The federal government, 19 states and the District of Columbia sued J.P. Morgan in Federal Court under the False Claims Act on May 6, 2013, claiming the bank got credit without providing consumer relief.
The relator, Laurence Schneider, claims he bought thousands of mortgages from J.P. Morgan before the bank sent letters to those consumers, claiming that their debts had been forgiven.
The complaint cites a consent judgment entered against J.P. Morgan after the government's 2012 complaint against the banking industry for fraudulent and unfair mortgage practices "which cost consumers, the federal government, and states billions of dollars."
The banks settled in April 2012, and part of the terms of that settlement was J.P. Morgan had to dish out $4 billion in consumer relief in the form of loan forgiveness and refinancing.
According to the complaint, the bank gets credits toward its obligation by forgiving and modifying loans.
"Before the Consent Judgment was entered into, Chase, eager to get distressed assets off its books, sold a significant amount of its mortgage obligations to avoid the burden and bad publicity associated with the residential foreclosure process," the complaint states. "Between 2006 and 2013, Relator bought the rights to thousands of mortgages owned and serviced by Chase. Numerous borrowers with mortgages Chase had sold to the Relator received loan forgiveness letters from Chase."
The complaint adds: "Relator, through his contacts at Chase, has been made aware that on Sept. 30, 2012, approximately 30,000 debt forgiveness letters were sent to borrowers by Chase. On Dec. 13, 2012 another 10,000, and on Jan. 31, 2013 another 8,000 letters were sent. These letters represented to consumers that, pursuant to the terms of the national mortgage settlement agreement, they were discharged from their obligations to make further payments on the mortgage, which Chase stated it had forgiven."
The letters, according to the complaint, were robo-signed by the bank, and sent out to get credits under the terms of the consent judgment.
"However, Chase was not entitled to all of the credits, because Chase no longer owned many of the loans it forgave or forgave loans that were not eligible for relief," the complaint states.
Schneider and the government say the bank offered to buy back the mortgages at a discount or send retraction letters to consumers, but that "Chase has not submitted to the Government anything correcting Chase's erroneous claim for credit for forgiveness of loans that it did not own and, to this day, claims credit for the loans it forgave despite no longer owning such loans."
The complaint adds: "The defendants concealed their conduct and disseminated false and misleading statements to mortgage holders and the U.S. Government and the States which agreed to the Consent Judgment."

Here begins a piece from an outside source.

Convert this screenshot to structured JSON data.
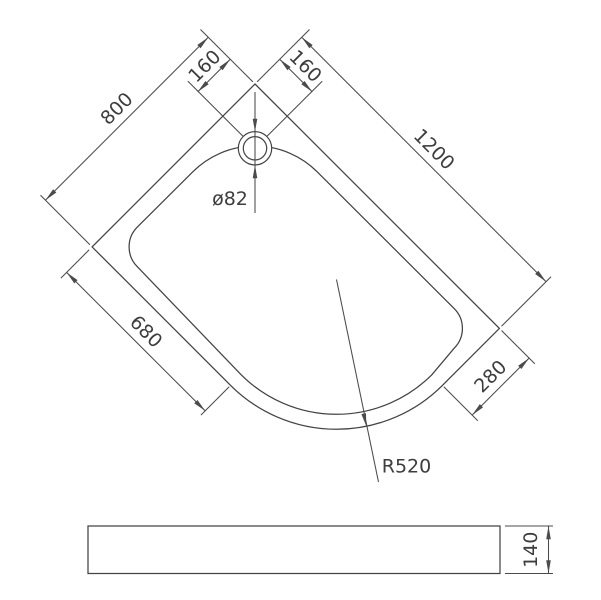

Schneider and the federal government are joined by California, Delaware, Florida, Georgia, Hawaii, Illinois, Indiana, Iowa, Massachusetts, Minnesota, Montana, Nevada, New Jersey, New Mexico, New York, North Carolina, Rhode Island, Tennessee, Virginia and the District of Columbia.
The plaintiffs are represented by Richard Harpootlian, who could not be reached for comment Tuesday.